The study shows that the natural peptide LL‑37 can block a non‑enveloped virus (murine norovirus) in lab tests, but it doesn’t work against flu viruses. Other synthetic peptides and small‑molecule mimics showed different strengths: some stopped flu, others stopped adenovirus, and most didn’t affect the norovirus. The way these compounds work seems tied to their charge, size, and shape, not just being a peptide.
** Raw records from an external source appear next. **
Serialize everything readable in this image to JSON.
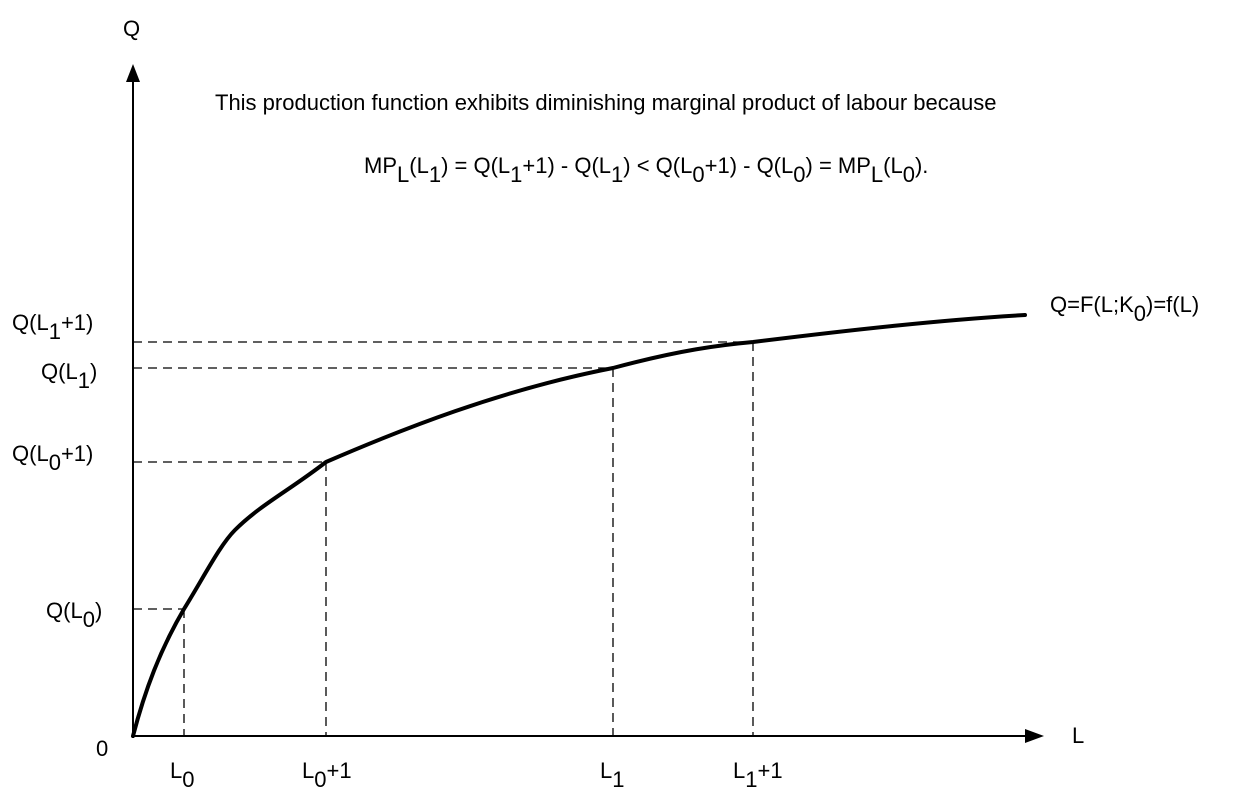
{
  "y_axis_label": "Q",
  "x_axis_label": "L",
  "origin_label": "0",
  "annotation": {
    "line1": "This production function exhibits diminishing marginal product of labour because",
    "eq": {
      "mp1_a": "MP",
      "mp1_b": "L",
      "mp1_c": "(L",
      "mp1_d": "1",
      "q1_a": ") = Q(L",
      "q1_b": "1",
      "q2_a": "+1) - Q(L",
      "q2_b": "1",
      "q3_a": ") < Q(L",
      "q3_b": "0",
      "q4_a": "+1) - Q(L",
      "q4_b": "0",
      "mp2_a": ") = MP",
      "mp2_b": "L",
      "mp2_c": "(L",
      "mp2_d": "0",
      "mp2_e": ")."
    }
  },
  "curve_label": {
    "a": "Q=F(L;K",
    "b": "0",
    "c": ")=f(L)"
  },
  "y_ticks": {
    "q_l1p1": {
      "a": "Q(L",
      "b": "1",
      "c": "+1)"
    },
    "q_l1": {
      "a": "Q(L",
      "b": "1",
      "c": ")"
    },
    "q_l0p1": {
      "a": "Q(L",
      "b": "0",
      "c": "+1)"
    },
    "q_l0": {
      "a": "Q(L",
      "b": "0",
      "c": ")"
    }
  },
  "x_ticks": {
    "l0": {
      "a": "L",
      "b": "0",
      "c": ""
    },
    "l0p1": {
      "a": "L",
      "b": "0",
      "c": "+1"
    },
    "l1": {
      "a": "L",
      "b": "1",
      "c": ""
    },
    "l1p1": {
      "a": "L",
      "b": "1",
      "c": "+1"
    }
  }
}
The ongoing battle against viral pandemics continues, with the possibility of future outbreaks. The search for effective antiviral compounds that can combat a diverse range of viruses continues to be a focal point of research. This study investigated the efficacy of two natural antimicrobial peptides (AMPs) (lactoferricin and LL-37), two synthetic AMPs (melimine and Mel4), and nine AMP mimics (758, 1091, 1096, 1083, 610, NAPL, 3-BIPL, 4-BIPL, and Sau-22) against influenza A virus strains H1N1 and H3N2, human adenovirus 5 (HAdV-5), and murine norovirus 1 (MNV-1). These compounds were tested using virus pre-treatment, cell pre-treatment, or post-cell entry treatment assays, electron microscopy, and circular dichroism (CD), alongside evaluations of cytotoxicity against the host cells. After virus pre-treatment, the AMP mimics 610 and Sau-22 had relatively low IC₅₀ values for influenza strains H1N1 (2.35 and 6.93 µM, respectively) and H3N2 (3.7 and 5.34 µM, respectively). Conversely, natural and synthetic AMPs were not active against these strains. For the non-enveloped viruses, the AMP Mel4 and mimic 1083 had moderate activity against HAdV-5 (Mel4 IC₅₀ = 47.4 µM; 1083 IC₅₀ = 47.2 µM), whereas all AMPs, but none of the mimics, were active against norovirus (LL-37 IC₅₀ = 4.2 µM; lactoferricin IC₅₀ = 23.18 µM; melimine IC₅₀ = 4.8 µM; Mel4 IC₅₀ = 8.6 µM). Transmission electron microscopy demonstrated that the mimics targeted the outer envelope of influenza viruses, while the AMPs targeted the capsid of non-enveloped viruses. CD showed that Mel4 adopted an α-helical structure in a membrane mimetic environment, but mimic 758 remained unstructured. The diverse activity against different virus groups is probably influenced by charge, hydrophobicity, size, and, in the case of natural and synthetic AMPs, their secondary structure. These findings underscore the potential of peptides and mimics as promising candidates for antiviral therapeutics against both enveloped and non-enveloped viruses.